A conclusão é dura. Quando se quer derrubar uma ditadura de forma mais eficaz e com o menor custo, então se tem quatro tarefas imediatas:

• Deve-se fortalecer a própria população oprimida em sua determinação, autoconfiança e habilidades de resistência;

• É preciso fortalecer os grupos sociais e instituições independentes do povo oprimido;

• É preciso criar uma poderosa força interna de resistência; e

• Deve-se desenvolver um grande e sábio plano estratégico para a libertação e implementá-lo com habilidade.

A luta de libertação é um momento de autoconfiança e fortalecimento interno do grupo em luta. Conforme Charles Stewart Parnell gritou durante a campanha irlandesa de greve contra os aluguéis em 1879 e 1880:

• Não adianta confiar no governo. . . . Você deve confiar somente em sua própria determinação. . . . Ajudar-se permanecendo unido. . . fortalecer aqueles entre vocês que são fracos. . . , unirem-se, organizarem-se. . . e vocês devem vencer. . .

• Quando você tiver tornado esta pergunta madura para o acerto, então e só então ela vai ser acertada. [1]

A maioria dos países da África Austral ainda não experimentou uma 'segunda libertação´; ou seja, a libertação dos libertadores.
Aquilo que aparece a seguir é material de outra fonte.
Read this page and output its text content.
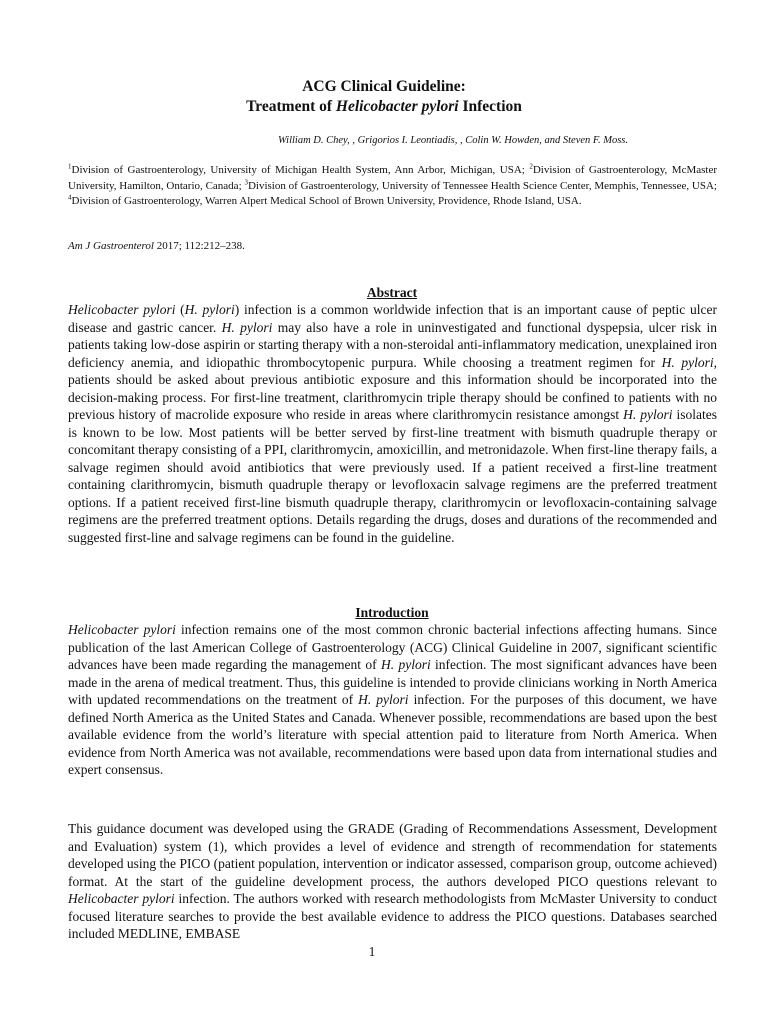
ACG Clinical Guideline:
Treatment of Helicobacter pylori Infection
William D. Chey, , Grigorios I. Leontiadis, , Colin W. Howden, and Steven F. Moss.
$^1$Division of Gastroenterology, University of Michigan Health System, Ann Arbor, Michigan, USA; $^2$Division of Gastroenterology, McMaster University, Hamilton, Ontario, Canada; $^3$Division of Gastroenterology, University of Tennessee Health Science Center, Memphis, Tennessee, USA; $^4$Division of Gastroenterology, Warren Alpert Medical School of Brown University, Providence, Rhode Island, USA.
Am J Gastroenterol 2017; 112:212–238.
Abstract
Helicobacter pylori (H. pylori) infection is a common worldwide infection that is an important cause of peptic ulcer disease and gastric cancer. H. pylori may also have a role in uninvestigated and functional dyspepsia, ulcer risk in patients taking low-dose aspirin or starting therapy with a non-steroidal anti-inflammatory medication, unexplained iron deficiency anemia, and idiopathic thrombocytopenic purpura. While choosing a treatment regimen for H. pylori, patients should be asked about previous antibiotic exposure and this information should be incorporated into the decision-making process. For first-line treatment, clarithromycin triple therapy should be confined to patients with no previous history of macrolide exposure who reside in areas where clarithromycin resistance amongst H. pylori isolates is known to be low. Most patients will be better served by first-line treatment with bismuth quadruple therapy or concomitant therapy consisting of a PPI, clarithromycin, amoxicillin, and metronidazole. When first-line therapy fails, a salvage regimen should avoid antibiotics that were previously used. If a patient received a first-line treatment containing clarithromycin, bismuth quadruple therapy or levofloxacin salvage regimens are the preferred treatment options. If a patient received first-line bismuth quadruple therapy, clarithromycin or levofloxacin-containing salvage regimens are the preferred treatment options. Details regarding the drugs, doses and durations of the recommended and suggested first-line and salvage regimens can be found in the guideline.
Introduction
Helicobacter pylori infection remains one of the most common chronic bacterial infections affecting humans. Since publication of the last American College of Gastroenterology (ACG) Clinical Guideline in 2007, significant scientific advances have been made regarding the management of H. pylori infection. The most significant advances have been made in the arena of medical treatment. Thus, this guideline is intended to provide clinicians working in North America with updated recommendations on the treatment of H. pylori infection. For the purposes of this document, we have defined North America as the United States and Canada. Whenever possible, recommendations are based upon the best available evidence from the world’s literature with special attention paid to literature from North America. When evidence from North America was not available, recommendations were based upon data from international studies and expert consensus.
This guidance document was developed using the GRADE (Grading of Recommendations Assessment, Development and Evaluation) system (1), which provides a level of evidence and strength of recommendation for statements developed using the PICO (patient population, intervention or indicator assessed, comparison group, outcome achieved) format. At the start of the guideline development process, the authors developed PICO questions relevant to Helicobacter pylori infection. The authors worked with research methodologists from McMaster University to conduct focused literature searches to provide the best available evidence to address the PICO questions. Databases searched included MEDLINE, EMBASE
1
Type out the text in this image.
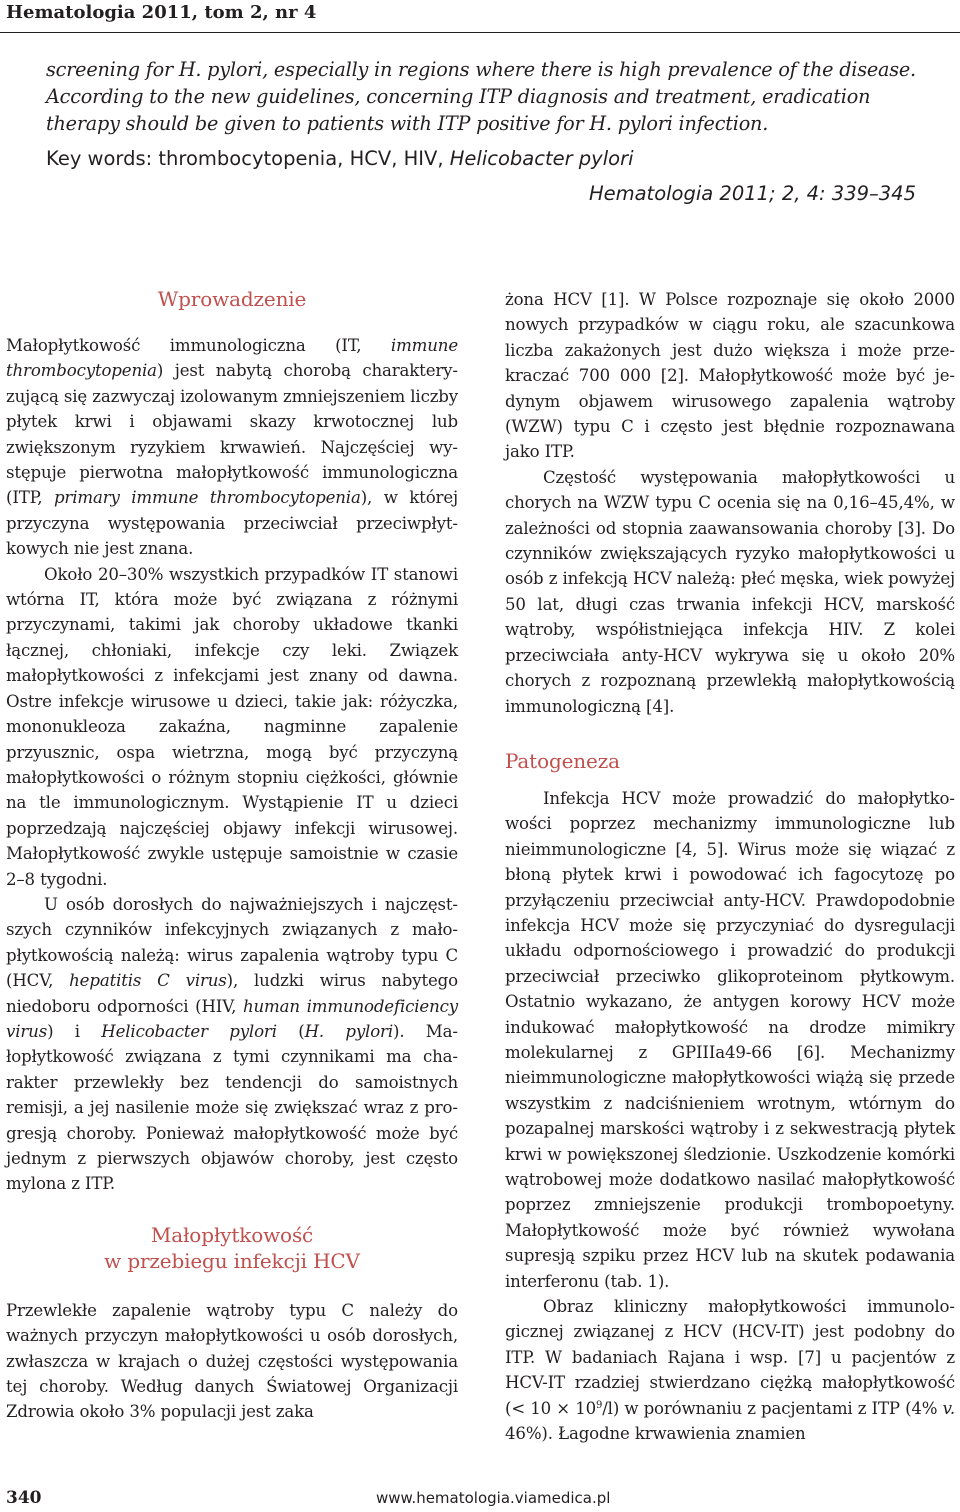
Hematologia 2011, tom 2, nr 4

screening for H. pylori, especially in regions where there is high prevalence of the disease. According to the new guidelines, concerning ITP diagnosis and treatment, eradication therapy should be given to patients with ITP positive for H. pylori infection.

Key words: thrombocytopenia, HCV, HIV, Helicobacter pylori

Hematologia 2011; 2, 4: 339–345

Wprowadzenie

Małopłytkowość immunologiczna (IT, immune thrombocytopenia) jest nabytą chorobą charakteryzującą się zazwyczaj izolowanym zmniejszeniem liczby płytek krwi i objawami skazy krwotocznej lub zwiększonym ryzykiem krwawień. Najczęściej występuje pierwotna małopłytkowość immunologiczna (ITP, primary immune thrombocytopenia), w której przyczyna występowania przeciwciał przeciwpłytkowych nie jest znana.

Około 20–30% wszystkich przypadków IT stanowi wtórna IT, która może być związana z różnymi przyczynami, takimi jak choroby układowe tkanki łącznej, chłoniaki, infekcje czy leki. Związek małopłytkowości z infekcjami jest znany od dawna. Ostre infekcje wirusowe u dzieci, takie jak: różyczka, mononukleoza zakaźna, nagminne zapalenie przyusznic, ospa wietrzna, mogą być przyczyną małopłytkowości o różnym stopniu ciężkości, głównie na tle immunologicznym. Wystąpienie IT u dzieci poprzedzają najczęściej objawy infekcji wirusowej. Małopłytkowość zwykle ustępuje samoistnie w czasie 2–8 tygodni.

U osób dorosłych do najważniejszych i najczęstszych czynników infekcyjnych związanych z małopłytkowością należą: wirus zapalenia wątroby typu C (HCV, hepatitis C virus), ludzki wirus nabytego niedoboru odporności (HIV, human immunodeficiency virus) i Helicobacter pylori (H. pylori). Małopłytkowość związana z tymi czynnikami ma charakter przewlekły bez tendencji do samoistnych remisji, a jej nasilenie może się zwiększać wraz z progresją choroby. Ponieważ małopłytkowość może być jednym z pierwszych objawów choroby, jest często mylona z ITP.

Małopłytkowość
w przebiegu infekcji HCV

Przewlekłe zapalenie wątroby typu C należy do ważnych przyczyn małopłytkowości u osób dorosłych, zwłaszcza w krajach o dużej częstości występowania tej choroby. Według danych Światowej Organizacji Zdrowia około 3% populacji jest zaka

żona HCV [1]. W Polsce rozpoznaje się około 2000 nowych przypadków w ciągu roku, ale szacunkowa liczba zakażonych jest dużo większa i może przekraczać 700 000 [2]. Małopłytkowość może być jedynym objawem wirusowego zapalenia wątroby (WZW) typu C i często jest błędnie rozpoznawana jako ITP.

Częstość występowania małopłytkowości u chorych na WZW typu C ocenia się na 0,16–45,4%, w zależności od stopnia zaawansowania choroby [3]. Do czynników zwiększających ryzyko małopłytkowości u osób z infekcją HCV należą: płeć męska, wiek powyżej 50 lat, długi czas trwania infekcji HCV, marskość wątroby, współistniejąca infekcja HIV. Z kolei przeciwciała anty-HCV wykrywa się u około 20% chorych z rozpoznaną przewlekłą małopłytkowością immunologiczną [4].

Patogeneza

Infekcja HCV może prowadzić do małopłytkowości poprzez mechanizmy immunologiczne lub nieimmunologiczne [4, 5]. Wirus może się wiązać z błoną płytek krwi i powodować ich fagocytozę po przyłączeniu przeciwciał anty-HCV. Prawdopodobnie infekcja HCV może się przyczyniać do dysregulacji układu odpornościowego i prowadzić do produkcji przeciwciał przeciwko glikoproteinom płytkowym. Ostatnio wykazano, że antygen korowy HCV może indukować małopłytkowość na drodze mimikry molekularnej z GPIIIa49-66 [6]. Mechanizmy nieimmunologiczne małopłytkowości wiążą się przede wszystkim z nadciśnieniem wrotnym, wtórnym do pozapalnej marskości wątroby i z sekwestracją płytek krwi w powiększonej śledzionie. Uszkodzenie komórki wątrobowej może dodatkowo nasilać małopłytkowość poprzez zmniejszenie produkcji trombopoetyny. Małopłytkowość może być również wywołana supresją szpiku przez HCV lub na skutek podawania interferonu (tab. 1).

Obraz kliniczny małopłytkowości immunologicznej związanej z HCV (HCV-IT) jest podobny do ITP. W badaniach Rajana i wsp. [7] u pacjentów z HCV-IT rzadziej stwierdzano ciężką małopłytkowość (< $10 \times 10^9/l$) w porównaniu z pacjentami z ITP (4% v. 46%). Łagodne krwawienia znamien

340	www.hematologia.viamedica.pl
Em vez disso, os sete antigos movimentos de libertação regionais restantes têm procurado consolidar o seu poder, trabalhando em colaboração uns com os outros para esse fim contra seus inimigos, conhecidos ou não.

Alguns dados sobre partidos no poder na região da SADC:

• O Movimento Popular para a Libertação de Angola (MPLA, no poder há 50 anos até 2025),

• O Partido Democrático do Botswana (BDP, 58),

• A Frente de Libertação de Moçambique (FRELIMO, 49),

• A Organização Popular do Sudoeste Africano da Namíbia (SWAPO, 33 anos),

• Chama Cha Mapinduzi da Tanzânia (CCM, ou 'Partido Revolucionário', cerca de 63 anos se incluirmos o período pré-partidário entre 1961 e 1977),

• O Congresso Nacional Africano (ANC) na África do Sul (30), e

• ZANU-PF, 43.
Fonte: https://www.thebrenthurstfoundation.org/playbook/pt/#part-1

Angola tem de estar alinhada com a Lei-modelo que visa consolidar a democracia eleitoral na região da SADC através da criação de padrões normativos destinados a regular a realização do processo eleitoral. A Lei-modelo promove o constitucionalismo e o reforço de instituições democráticas, tais como os partidos políticos, os órgãos de gestão de eleições e comissões estatutárias, fundamentais para a governação eleitoral. É necessário cumprir com a orientação da União Africana sobre Paz e Governação como Pilares para a Estabilidade. Os Estados africanos consagraram o Estado Demanocractico de Direito como fundamento à soberania popular, o primado da Constituição e da Lei que pressupõe boa governação, respeito pelos direitos humanos e prevenção de conflitos, incluindo os conflitos eleitorais.
Por conseguinte, é fundamental que aqueles que se preocupam com as eleições e a democracia - cidadãos, activistas, apoiantes da oposição, grupos da sociedade civil, jornalistas, etc. - inovem de forma tão rápida e eficaz como os seus homólogos autoritários e partilhem esta informação com aqueles que lutam pela liberdade em todo o mundo.